Condoleezza Rice, the US Secretary of State, is seeking "strong steps" from the UN Security Council after Iran announced triumphantly on Tuesday that it had enriched uranium - the key step along the road to creating a nuclear weapon.

Iran's allies on the 15-member council, Russia and China, also joined Britain, France and Germany in condemning the country's decision to defy the international community by pursuing its enrichment programme. "We believe that this step is wrong. It runs counter to decisions of the IAEA [International Atomic Energy Agency] and resolutions of the UN Security Council," Mikhail Kamynin, Russia's Foreign Ministry spokesman, said.

Russia hopes the visit to Tehran by the IAEA's director general will produce a solution to the stand-off over Iran's nuclear ambitions. But British diplomats said Mr ElBaradei was not in Tehran to negotiate with the Iranian leadership.

The Iranian government, which claimed on Tuesday to have enriched uranium to the 3.5 per cent level required for fuel in a civilian power plant, has refused a UN demand to resume its suspension of enrichment-related activities. Weapons- grade uranium is enriched to 90 per cent or more.

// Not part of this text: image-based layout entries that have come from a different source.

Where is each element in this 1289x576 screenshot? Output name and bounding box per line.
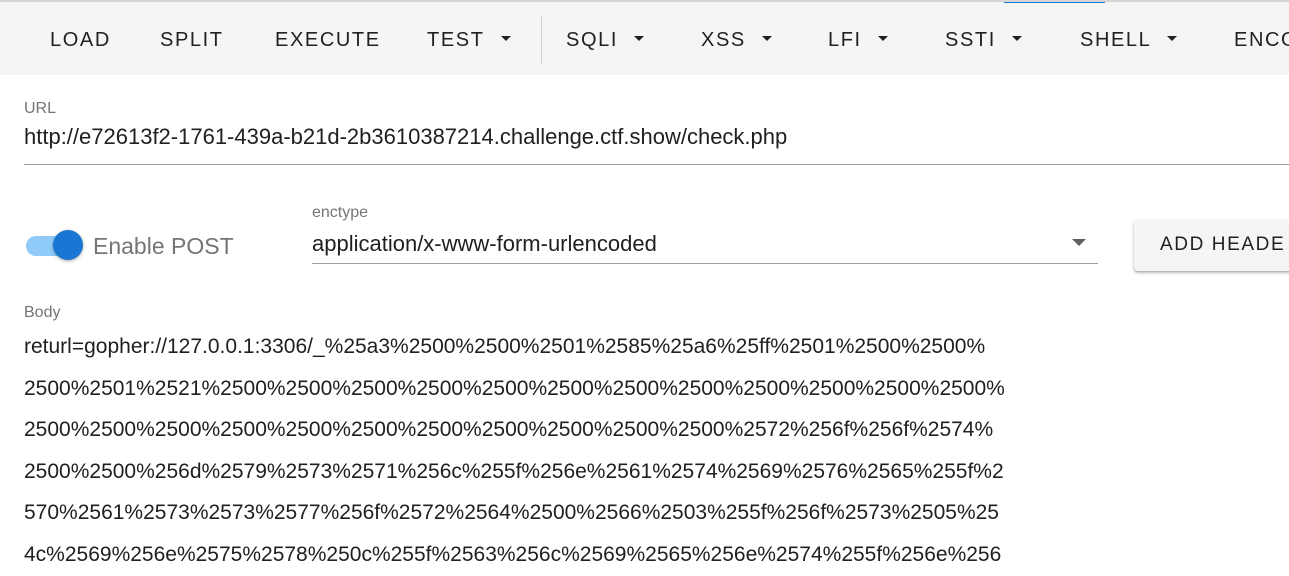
shell-menu-button[interactable]: SHELL [1080,28,1178,52]
sqli-menu-label: SQLI [566,29,618,51]
body-textarea[interactable]: returl=gopher://127.0.0.1:3306/_%25a3%25… [24,326,1104,576]
caret-down-icon [877,36,888,42]
url-input[interactable]: http://e72613f2-1761-439a-b21d-2b3610387… [24,124,787,150]
body-label: Body [24,304,61,321]
caret-down-icon [1167,36,1178,42]
caret-down-icon [761,36,772,42]
caret-down-icon [1011,36,1022,42]
encoding-menu-button[interactable]: ENCO [1234,28,1289,52]
caret-down-icon [500,36,511,42]
shell-menu-label: SHELL [1080,29,1152,51]
load-button-label: LOAD [50,29,111,51]
switch-thumb [53,230,83,260]
url-input-underline [24,164,1289,165]
execute-button[interactable]: EXECUTE [275,28,381,52]
add-header-label: ADD HEADE [1160,234,1286,255]
split-button-label: SPLIT [160,29,224,51]
body-line: 2500%2501%2521%2500%2500%2500%2500%2500%… [24,376,1005,400]
xss-menu-label: XSS [701,29,746,51]
enable-post-label: Enable POST [93,233,234,259]
active-tab-indicator [1004,2,1105,3]
enable-post-switch[interactable] [26,230,83,260]
caret-down-icon [633,36,644,42]
sqli-menu-button[interactable]: SQLI [566,28,644,52]
body-line: 4c%2569%256e%2575%2578%250c%255f%2563%25… [24,542,1002,566]
body-line: returl=gopher://127.0.0.1:3306/_%25a3%25… [24,335,986,358]
lfi-menu-label: LFI [828,29,862,51]
ssti-menu-button[interactable]: SSTI [945,28,1022,52]
load-button[interactable]: LOAD [50,28,111,52]
ssti-menu-label: SSTI [945,29,996,51]
toolbar-divider [541,16,542,64]
lfi-menu-button[interactable]: LFI [828,28,888,52]
test-menu-label: TEST [427,29,485,51]
dropdown-arrow-icon[interactable] [1072,239,1086,246]
url-label: URL [24,100,57,117]
toolbar: LOAD SPLIT EXECUTE TEST SQLI XSS LFI SST… [0,0,1289,75]
enctype-select[interactable]: application/x-www-form-urlencoded [312,231,657,257]
test-menu-button[interactable]: TEST [427,28,511,52]
enctype-label: enctype [312,204,369,221]
body-line: 570%2561%2573%2573%2577%256f%2572%2564%2… [24,501,999,525]
enctype-select-underline [312,263,1098,264]
split-button[interactable]: SPLIT [160,28,224,52]
xss-menu-button[interactable]: XSS [701,28,772,52]
body-line: 2500%2500%2500%2500%2500%2500%2500%2500%… [24,418,994,442]
add-header-button[interactable]: ADD HEADE [1134,219,1289,271]
body-line: 2500%2500%256d%2579%2573%2571%256c%255f%… [24,459,1004,483]
execute-button-label: EXECUTE [275,29,381,51]
encoding-menu-label: ENCO [1234,29,1289,51]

Mr ElBaradei is to report to the Security Council at the end of the month on whether Iran has complied with all IAEA and UN demands. The council will then decide on its next step, but Russia and China remain hostile to sanctions.

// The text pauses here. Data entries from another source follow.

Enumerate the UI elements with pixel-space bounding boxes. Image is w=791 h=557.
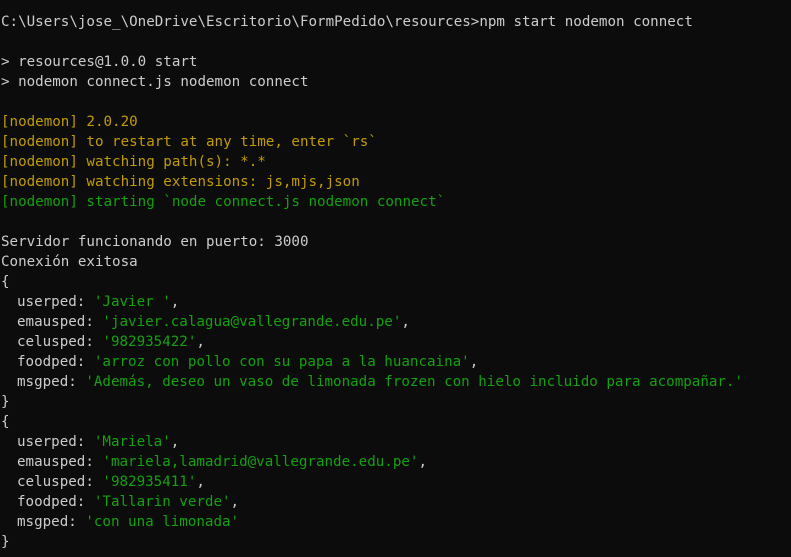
- field-value: '982935411': [102, 474, 197, 490]
- terminal-window[interactable]: C:\Users\jose_\OneDrive\Escritorio\FormP…: [0, 0, 791, 557]
- field-key: msgped:: [17, 514, 86, 530]
- field-value: 'javier.calagua@vallegrande.edu.pe': [102, 314, 402, 330]
- nodemon-text: watching extensions: js,mjs,json: [77, 174, 360, 190]
- object-close-brace: }: [1, 394, 10, 410]
- nodemon-tag: [nodemon]: [1, 114, 78, 130]
- npm-command-line: > nodemon connect.js nodemon connect: [1, 74, 309, 90]
- nodemon-tag: [nodemon]: [1, 154, 78, 170]
- nodemon-version-line: [nodemon] 2.0.20: [0, 112, 791, 132]
- record-field-emausped: emausped: 'mariela,lamadrid@vallegrande.…: [0, 452, 791, 472]
- nodemon-restart-line: [nodemon] to restart at any time, enter …: [0, 132, 791, 152]
- field-key: celusped:: [17, 334, 103, 350]
- nodemon-text: 2.0.20: [77, 114, 138, 130]
- nodemon-text: watching path(s): *.*: [77, 154, 266, 170]
- nodemon-tag: [nodemon]: [1, 134, 78, 150]
- record-field-celusped: celusped: '982935411',: [0, 472, 791, 492]
- field-key: msgped:: [17, 374, 86, 390]
- field-key: celusped:: [17, 474, 103, 490]
- nodemon-tag: [nodemon]: [1, 174, 78, 190]
- field-comma: ,: [196, 334, 205, 350]
- field-key: emausped:: [17, 314, 103, 330]
- nodemon-text: starting `node connect.js nodemon connec…: [77, 194, 446, 210]
- field-key: foodped:: [17, 494, 94, 510]
- field-value: 'mariela,lamadrid@vallegrande.edu.pe': [102, 454, 419, 470]
- record-field-userped: userped: 'Mariela',: [0, 432, 791, 452]
- field-value: 'arroz con pollo con su papa a la huanca…: [93, 354, 470, 370]
- record-field-msgped: msgped: 'con una limonada': [0, 512, 791, 532]
- field-key: foodped:: [17, 354, 94, 370]
- prompt-command-line: C:\Users\jose_\OneDrive\Escritorio\FormP…: [1, 14, 693, 30]
- server-message: Servidor funcionando en puerto: 3000: [1, 234, 309, 250]
- field-comma: ,: [170, 434, 180, 450]
- object-open-brace: {: [1, 274, 10, 290]
- field-comma: ,: [401, 314, 410, 330]
- field-key: userped:: [17, 294, 94, 310]
- record-field-emausped: emausped: 'javier.calagua@vallegrande.ed…: [0, 312, 791, 332]
- record-field-celusped: celusped: '982935422',: [0, 332, 791, 352]
- nodemon-tag: [nodemon]: [1, 194, 78, 210]
- field-value: 'Además, deseo un vaso de limonada froze…: [85, 374, 744, 390]
- record-field-userped: userped: 'Javier ',: [0, 292, 791, 312]
- field-key: userped:: [17, 434, 94, 450]
- record-field-msgped: msgped: 'Además, deseo un vaso de limona…: [0, 372, 791, 392]
- field-value: 'con una limonada': [85, 514, 240, 530]
- object-open-brace: {: [1, 414, 10, 430]
- npm-start-line: > resources@1.0.0 start: [1, 54, 198, 70]
- field-comma: ,: [230, 494, 240, 510]
- nodemon-watch-path-line: [nodemon] watching path(s): *.*: [0, 152, 791, 172]
- nodemon-starting-line: [nodemon] starting `node connect.js node…: [0, 192, 791, 212]
- field-value: 'Javier ': [93, 294, 171, 310]
- field-value: '982935422': [102, 334, 197, 350]
- record-field-foodped: foodped: 'Tallarin verde',: [0, 492, 791, 512]
- field-value: 'Mariela': [93, 434, 171, 450]
- field-comma: ,: [170, 294, 180, 310]
- record-field-foodped: foodped: 'arroz con pollo con su papa a …: [0, 352, 791, 372]
- field-comma: ,: [469, 354, 479, 370]
- nodemon-text: to restart at any time, enter `rs`: [77, 134, 377, 150]
- field-key: emausped:: [17, 454, 103, 470]
- nodemon-watch-ext-line: [nodemon] watching extensions: js,mjs,js…: [0, 172, 791, 192]
- field-comma: ,: [418, 454, 428, 470]
- connection-message: Conexión exitosa: [1, 254, 138, 270]
- field-value: 'Tallarin verde': [93, 494, 231, 510]
- field-comma: ,: [196, 474, 205, 490]
- object-close-brace: }: [1, 534, 10, 550]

Iran insists its nuclear programme is purely peaceful and that it has a treaty right to enrich uranium.

Western diplomats said the IAEA would be expected to verify Iran's claim that it had spun 164 centrifuges at its Natanz plant in order to produce the low-grade uranium. Experts have also said the technology to produce weapons-grade uranium was far less complicated than the first step.

Iran repeated yesterday that it intended to move to large-scale enrichment involving 54,000 centrifuges for industrial purposes. Nuclear experts said that such quantities of enriched uranium could be diverted into a weapons programme.

Iran's strategy could be to use the enrichment issue as a bargaining chip to negotiate from a position of strength with the West, which insists that all enrichment activities should stop, according to analysts.